How close is the "close" in "close miking"? Yes, I might think of one meter or thereabouts--but sometimes half of that or even less. When you're trying to pick up one direct source of sound in the presence of other sound sources, or to get an exaggerated clarity for one sound source, you'd use that approach.
My main concerns when choosing a microphone setup are the degree of clarity ("focus") and color that I can get, and the kind of "stereo image" I can get, when the recording is played back over a stereo pair of loudspeakers. With good cardioids you can get clear, colorful sound and also a clear, stable "stereo image"--one that lets the listener hear more or less where each individual sound source originally was, and that fills the "sound stage" between the speakers to whatever degree you prefer.

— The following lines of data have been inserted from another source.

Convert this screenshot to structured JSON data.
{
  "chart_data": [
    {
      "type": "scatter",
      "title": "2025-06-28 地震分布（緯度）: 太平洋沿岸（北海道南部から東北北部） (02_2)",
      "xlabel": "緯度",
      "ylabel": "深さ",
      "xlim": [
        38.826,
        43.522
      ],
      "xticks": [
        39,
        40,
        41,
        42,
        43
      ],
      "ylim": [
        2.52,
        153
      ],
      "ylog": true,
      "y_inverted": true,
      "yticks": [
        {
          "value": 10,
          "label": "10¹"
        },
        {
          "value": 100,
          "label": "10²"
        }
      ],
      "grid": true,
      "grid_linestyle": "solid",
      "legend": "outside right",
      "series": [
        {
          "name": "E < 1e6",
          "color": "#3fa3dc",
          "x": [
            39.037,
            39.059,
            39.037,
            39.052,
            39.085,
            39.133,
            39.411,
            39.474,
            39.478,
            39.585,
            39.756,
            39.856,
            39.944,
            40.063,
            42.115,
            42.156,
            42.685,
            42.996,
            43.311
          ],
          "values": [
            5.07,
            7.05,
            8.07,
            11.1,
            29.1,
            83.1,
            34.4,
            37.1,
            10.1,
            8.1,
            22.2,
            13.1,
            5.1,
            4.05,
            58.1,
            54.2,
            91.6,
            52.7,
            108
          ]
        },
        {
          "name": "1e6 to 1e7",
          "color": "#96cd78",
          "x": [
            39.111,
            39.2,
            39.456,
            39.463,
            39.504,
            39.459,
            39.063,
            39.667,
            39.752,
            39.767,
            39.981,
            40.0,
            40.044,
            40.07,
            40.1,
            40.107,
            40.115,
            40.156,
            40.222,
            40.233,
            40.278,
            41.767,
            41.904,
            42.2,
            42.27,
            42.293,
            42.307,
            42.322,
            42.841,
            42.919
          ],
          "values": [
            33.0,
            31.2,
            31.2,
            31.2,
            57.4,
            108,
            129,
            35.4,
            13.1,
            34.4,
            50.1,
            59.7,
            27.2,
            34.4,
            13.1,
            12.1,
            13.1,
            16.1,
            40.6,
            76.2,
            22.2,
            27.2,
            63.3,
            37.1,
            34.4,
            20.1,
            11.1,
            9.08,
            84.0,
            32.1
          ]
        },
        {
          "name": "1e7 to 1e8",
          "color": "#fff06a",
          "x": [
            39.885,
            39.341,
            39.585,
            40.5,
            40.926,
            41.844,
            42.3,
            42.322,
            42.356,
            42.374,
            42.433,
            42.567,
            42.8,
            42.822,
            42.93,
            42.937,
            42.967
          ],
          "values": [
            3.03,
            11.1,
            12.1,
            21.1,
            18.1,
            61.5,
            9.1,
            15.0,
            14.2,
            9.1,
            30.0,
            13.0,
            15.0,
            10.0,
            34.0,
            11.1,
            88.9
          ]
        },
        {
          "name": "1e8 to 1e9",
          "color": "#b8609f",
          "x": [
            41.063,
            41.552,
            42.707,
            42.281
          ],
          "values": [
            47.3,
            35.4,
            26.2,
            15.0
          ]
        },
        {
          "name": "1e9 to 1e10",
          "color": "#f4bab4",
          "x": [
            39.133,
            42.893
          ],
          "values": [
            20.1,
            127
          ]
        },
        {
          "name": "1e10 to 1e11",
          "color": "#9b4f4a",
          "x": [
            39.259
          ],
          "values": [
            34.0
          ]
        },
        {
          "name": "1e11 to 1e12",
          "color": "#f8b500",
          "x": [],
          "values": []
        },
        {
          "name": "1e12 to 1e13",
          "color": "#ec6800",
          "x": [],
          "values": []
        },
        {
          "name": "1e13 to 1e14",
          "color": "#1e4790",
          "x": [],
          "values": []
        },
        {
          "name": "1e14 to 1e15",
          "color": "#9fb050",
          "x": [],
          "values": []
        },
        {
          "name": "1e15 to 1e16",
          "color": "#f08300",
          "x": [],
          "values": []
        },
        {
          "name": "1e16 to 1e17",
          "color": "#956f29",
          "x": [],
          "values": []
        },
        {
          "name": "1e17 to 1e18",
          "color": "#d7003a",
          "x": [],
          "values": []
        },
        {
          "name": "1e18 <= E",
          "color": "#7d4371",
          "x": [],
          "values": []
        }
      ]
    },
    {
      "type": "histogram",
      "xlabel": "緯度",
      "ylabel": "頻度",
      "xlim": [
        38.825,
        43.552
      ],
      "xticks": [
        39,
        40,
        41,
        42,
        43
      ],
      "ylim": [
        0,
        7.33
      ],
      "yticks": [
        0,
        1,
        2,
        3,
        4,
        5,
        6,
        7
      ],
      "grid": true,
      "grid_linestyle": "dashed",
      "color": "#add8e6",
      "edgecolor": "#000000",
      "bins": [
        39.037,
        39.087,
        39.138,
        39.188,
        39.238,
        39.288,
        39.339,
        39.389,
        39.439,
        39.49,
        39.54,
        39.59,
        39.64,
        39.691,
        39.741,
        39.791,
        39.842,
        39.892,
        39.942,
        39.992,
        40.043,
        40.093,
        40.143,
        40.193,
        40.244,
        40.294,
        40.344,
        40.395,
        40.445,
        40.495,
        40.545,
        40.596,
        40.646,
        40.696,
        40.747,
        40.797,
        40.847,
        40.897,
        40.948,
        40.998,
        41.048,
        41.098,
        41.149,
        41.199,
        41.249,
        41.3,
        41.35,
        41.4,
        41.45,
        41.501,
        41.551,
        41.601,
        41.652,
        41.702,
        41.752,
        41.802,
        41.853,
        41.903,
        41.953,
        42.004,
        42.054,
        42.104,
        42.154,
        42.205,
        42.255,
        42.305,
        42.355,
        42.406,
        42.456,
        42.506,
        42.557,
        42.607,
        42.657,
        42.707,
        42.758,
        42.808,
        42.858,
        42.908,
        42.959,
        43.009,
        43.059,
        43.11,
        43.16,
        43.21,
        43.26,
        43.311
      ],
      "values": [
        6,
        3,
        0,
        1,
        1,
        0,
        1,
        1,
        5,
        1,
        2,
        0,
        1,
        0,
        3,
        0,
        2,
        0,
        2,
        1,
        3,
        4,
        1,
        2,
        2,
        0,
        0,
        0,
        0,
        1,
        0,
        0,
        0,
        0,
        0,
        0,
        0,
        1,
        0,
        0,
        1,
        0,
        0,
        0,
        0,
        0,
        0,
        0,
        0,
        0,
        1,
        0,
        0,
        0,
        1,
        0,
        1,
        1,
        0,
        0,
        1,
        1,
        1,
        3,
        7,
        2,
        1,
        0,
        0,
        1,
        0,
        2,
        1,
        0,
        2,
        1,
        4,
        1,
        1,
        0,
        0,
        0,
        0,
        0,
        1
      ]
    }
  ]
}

Good cardioids can satisfy both appetites pretty well if they're in the right place.
If you want more color you can veer toward omni (using "wide cardioids" for example), or if you want more focus and precision of imaging you can veer in the opposite direction (e.g. supercardioids). The choice of pattern is part of your balancing act as an engineer. Sometimes it's even appropriate to go all the way to using a pair of omnis or of figure-8s, though I don't do so often.
When you use a pair of microphones for overall stereo recording, and those mikes are set up with a certain angle and distance between them and have a certain directional pattern, then there will be a predictable, definite relationship between the left-to-right distribution of the sound sources in the live event and what will seem to be their distribution in the playback over loudspeakers.
Different kinds of music have various "recording idioms" with them; these are more or less a matter of tradition and expectation derived from people's shared listening experience over decades. For example, it's possible to make stereo recordings so that the instruments or voices appear to be coming right out of your loudspeakers. That sounds fine for a few kinds of music but not most others. So that's something that we're all more or less aware of--maybe not always on a conscious level when we're just enjoying a recording as listeners, but as engineers it helps to be conscious of it.
And I'm just saying that a coincident pair of cardioids angled at 90° is at one extreme of the useful spectrum--a setup that's mainly good at picking up an extremely wide arc of direct sound sources, such as an entire semicircle around the mike. But when you record a concert from a position in the audience, the entire stage width is much less than 180° so in playback, all the direct sound sources tend to sound as if they're coming from center or nearly so.
It's a bold statement to manufacture a microphone like the NT 4, but bold statements can be based on careful reasoning--or they can be based on acting as if you're sure of something whether you have evidence for it or not. This particular "microphone geometry" does have its uses, but they are somewhat specialized and you need to determine how well they match your needs, is all I'm saying.